Has ast.literal-eval been deprecated? I'm running 3.8.1 and am getting an error "NameError: name 'ast' is not defined" when trying to use this solution.
NEVER MIND. Solved my own problem. Forgot to INCLUDE ast!
1

For one thing, you want the file to be parsed as Python text, but just reading its contents will only give you a string. Iterating over strings give you their characters one at a time.

So rather than just reading their contents, load them as modules: from f import f, from d import d

This requires that they live in a "package", i.e. a directory that is on your PYTHONPATH and has an __init__.py file in it, but it allows you to stay on the clean side of things.

Then just handle f and d as normal Python variables that hold lists.

2 Comments

It doesn't necessarily require they live in a package.
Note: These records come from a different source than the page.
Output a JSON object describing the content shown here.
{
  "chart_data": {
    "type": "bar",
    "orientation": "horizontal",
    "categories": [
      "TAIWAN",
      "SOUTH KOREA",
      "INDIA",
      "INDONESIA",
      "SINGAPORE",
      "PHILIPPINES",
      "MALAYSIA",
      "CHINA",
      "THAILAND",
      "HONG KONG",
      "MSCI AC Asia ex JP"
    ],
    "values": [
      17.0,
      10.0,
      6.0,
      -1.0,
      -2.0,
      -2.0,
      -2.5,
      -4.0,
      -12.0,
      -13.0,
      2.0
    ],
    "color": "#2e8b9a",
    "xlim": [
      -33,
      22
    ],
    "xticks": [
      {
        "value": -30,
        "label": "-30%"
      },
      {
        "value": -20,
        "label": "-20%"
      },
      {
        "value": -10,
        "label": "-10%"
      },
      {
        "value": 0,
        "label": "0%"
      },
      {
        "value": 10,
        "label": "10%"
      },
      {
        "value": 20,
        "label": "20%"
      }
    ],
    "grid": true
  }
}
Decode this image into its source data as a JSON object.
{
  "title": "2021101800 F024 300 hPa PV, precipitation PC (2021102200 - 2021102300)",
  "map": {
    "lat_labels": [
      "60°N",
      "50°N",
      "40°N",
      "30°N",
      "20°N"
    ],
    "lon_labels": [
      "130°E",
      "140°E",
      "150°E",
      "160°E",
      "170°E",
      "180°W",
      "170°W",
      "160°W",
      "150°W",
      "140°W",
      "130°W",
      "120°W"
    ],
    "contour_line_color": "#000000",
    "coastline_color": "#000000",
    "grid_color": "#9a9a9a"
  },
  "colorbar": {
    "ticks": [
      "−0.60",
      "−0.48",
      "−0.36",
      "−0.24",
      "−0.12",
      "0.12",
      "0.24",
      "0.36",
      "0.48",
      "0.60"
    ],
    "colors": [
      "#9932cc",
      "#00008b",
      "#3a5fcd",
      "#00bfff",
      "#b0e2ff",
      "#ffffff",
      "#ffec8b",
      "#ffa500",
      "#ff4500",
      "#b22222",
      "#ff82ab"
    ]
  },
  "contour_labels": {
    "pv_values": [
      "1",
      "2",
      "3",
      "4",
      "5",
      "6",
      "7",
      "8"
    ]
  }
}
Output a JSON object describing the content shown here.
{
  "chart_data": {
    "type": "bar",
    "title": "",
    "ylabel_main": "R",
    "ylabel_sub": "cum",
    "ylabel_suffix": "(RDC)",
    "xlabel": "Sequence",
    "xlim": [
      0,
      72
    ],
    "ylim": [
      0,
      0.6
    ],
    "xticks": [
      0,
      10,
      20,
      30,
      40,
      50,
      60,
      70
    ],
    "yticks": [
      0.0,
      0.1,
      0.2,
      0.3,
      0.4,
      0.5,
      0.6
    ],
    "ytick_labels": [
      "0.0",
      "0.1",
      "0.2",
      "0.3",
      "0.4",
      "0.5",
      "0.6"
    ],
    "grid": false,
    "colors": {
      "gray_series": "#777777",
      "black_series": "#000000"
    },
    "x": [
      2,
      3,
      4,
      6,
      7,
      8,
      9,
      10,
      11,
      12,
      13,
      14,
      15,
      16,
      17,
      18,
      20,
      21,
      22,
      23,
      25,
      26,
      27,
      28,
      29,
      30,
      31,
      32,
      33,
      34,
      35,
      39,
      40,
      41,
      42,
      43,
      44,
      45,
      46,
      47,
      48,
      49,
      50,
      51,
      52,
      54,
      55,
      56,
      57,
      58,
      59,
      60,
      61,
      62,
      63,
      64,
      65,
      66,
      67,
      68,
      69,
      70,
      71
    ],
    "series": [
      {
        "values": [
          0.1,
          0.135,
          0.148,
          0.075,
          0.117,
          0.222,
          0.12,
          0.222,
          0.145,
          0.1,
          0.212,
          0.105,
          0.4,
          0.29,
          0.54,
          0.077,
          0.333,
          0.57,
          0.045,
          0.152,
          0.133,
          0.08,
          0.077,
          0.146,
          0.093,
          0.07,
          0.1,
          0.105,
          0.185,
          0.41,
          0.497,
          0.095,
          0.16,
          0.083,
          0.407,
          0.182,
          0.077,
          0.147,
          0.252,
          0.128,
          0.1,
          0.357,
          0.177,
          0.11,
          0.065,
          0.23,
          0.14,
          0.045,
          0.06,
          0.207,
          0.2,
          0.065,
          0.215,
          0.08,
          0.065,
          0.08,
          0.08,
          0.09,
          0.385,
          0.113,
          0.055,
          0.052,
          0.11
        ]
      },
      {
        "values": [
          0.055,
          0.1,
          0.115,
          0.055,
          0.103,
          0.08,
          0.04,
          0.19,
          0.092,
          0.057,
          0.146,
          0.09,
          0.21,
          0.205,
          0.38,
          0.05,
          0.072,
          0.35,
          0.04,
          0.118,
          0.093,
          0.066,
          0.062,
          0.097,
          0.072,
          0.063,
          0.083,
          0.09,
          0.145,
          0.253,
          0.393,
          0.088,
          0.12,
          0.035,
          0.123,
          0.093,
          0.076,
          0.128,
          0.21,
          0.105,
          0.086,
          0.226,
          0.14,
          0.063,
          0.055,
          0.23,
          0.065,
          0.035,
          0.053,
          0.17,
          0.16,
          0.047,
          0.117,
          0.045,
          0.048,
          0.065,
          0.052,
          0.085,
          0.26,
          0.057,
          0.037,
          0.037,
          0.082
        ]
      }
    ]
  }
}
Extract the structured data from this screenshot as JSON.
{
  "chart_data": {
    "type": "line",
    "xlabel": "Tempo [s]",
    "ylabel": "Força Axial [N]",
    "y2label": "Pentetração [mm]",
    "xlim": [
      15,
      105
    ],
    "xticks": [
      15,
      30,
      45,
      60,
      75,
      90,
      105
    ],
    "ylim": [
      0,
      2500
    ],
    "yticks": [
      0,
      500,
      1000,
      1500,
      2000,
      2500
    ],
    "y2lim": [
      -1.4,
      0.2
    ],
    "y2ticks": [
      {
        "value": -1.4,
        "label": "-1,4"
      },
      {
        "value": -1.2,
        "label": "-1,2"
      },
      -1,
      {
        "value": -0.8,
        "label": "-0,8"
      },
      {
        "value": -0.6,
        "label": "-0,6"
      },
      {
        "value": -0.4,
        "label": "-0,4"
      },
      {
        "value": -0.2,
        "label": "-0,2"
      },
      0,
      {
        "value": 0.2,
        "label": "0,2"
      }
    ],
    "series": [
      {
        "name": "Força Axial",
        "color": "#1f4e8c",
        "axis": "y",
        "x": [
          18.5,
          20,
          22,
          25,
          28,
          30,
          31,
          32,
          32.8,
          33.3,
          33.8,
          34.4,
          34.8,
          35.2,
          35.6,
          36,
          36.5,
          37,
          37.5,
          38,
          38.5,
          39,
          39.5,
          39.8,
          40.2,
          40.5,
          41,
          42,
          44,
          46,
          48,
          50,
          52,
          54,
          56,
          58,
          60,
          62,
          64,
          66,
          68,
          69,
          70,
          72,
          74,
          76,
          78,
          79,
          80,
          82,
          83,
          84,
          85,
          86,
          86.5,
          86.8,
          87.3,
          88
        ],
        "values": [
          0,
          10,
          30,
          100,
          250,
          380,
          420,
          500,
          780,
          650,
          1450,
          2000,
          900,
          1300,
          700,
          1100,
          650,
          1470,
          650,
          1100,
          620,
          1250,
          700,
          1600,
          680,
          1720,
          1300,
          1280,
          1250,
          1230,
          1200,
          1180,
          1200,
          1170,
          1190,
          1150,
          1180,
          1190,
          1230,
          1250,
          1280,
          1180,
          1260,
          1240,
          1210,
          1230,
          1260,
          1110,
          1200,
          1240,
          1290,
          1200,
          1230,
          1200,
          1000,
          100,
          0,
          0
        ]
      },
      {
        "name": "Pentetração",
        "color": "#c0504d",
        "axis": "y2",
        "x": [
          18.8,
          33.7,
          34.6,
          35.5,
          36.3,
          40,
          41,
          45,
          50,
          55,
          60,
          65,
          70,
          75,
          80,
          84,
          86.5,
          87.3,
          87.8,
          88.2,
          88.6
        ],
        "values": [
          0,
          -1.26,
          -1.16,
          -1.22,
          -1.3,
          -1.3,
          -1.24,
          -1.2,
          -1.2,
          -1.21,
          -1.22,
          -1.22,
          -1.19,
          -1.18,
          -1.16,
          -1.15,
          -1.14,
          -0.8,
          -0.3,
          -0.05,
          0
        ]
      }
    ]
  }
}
You can always import modules from the current directory.
Choosing import over exec would require you to hardcode your filenames--which might not be a bad idea given the circumstances. Just a thought.
0

If you have end to end control over this data, I would recommend serializing it with the pickle library rather than "serializing" the representations as text.

See http://docs.python.org/library/pickle.html#example for more info.

Comments

0

Another option would be the exec method, see my example below.

In [27]: x="f = [1,1,2,2,2,3,3,4,5]"
In [28]: exec(x)
In [29]: f
Out[29]: [1, 1, 2, 2, 2, 3, 3, 4, 5]

Specifically for your problem:

exec(file('f.txt').read())
exec(file('d.txt').read())    
print zip(f,d)

Produces the output:

[(1, 2), (1, 2), (1, 2), (1, 2), (1, 2)]

3 Comments

I would like to assume a few things: Your text file truly does have "X = ..." in it, otherwise you can do f=eval(file(....).read()). And also that you're doing something to validate the content of this file, and catching your exceptions--because this whole procedure is doomed.
what happens if you have exec("__import__('os').system('rm -rf /*')")
Then you're screwed, which is why I told him that his whole procedure is doomed. The fact is if he's not doing some comprehensive validation on this text (which I'm guessing he's not given the nature of the question), all solutions will be subject to this risk, unless he writes a parser--which I think is unlikely.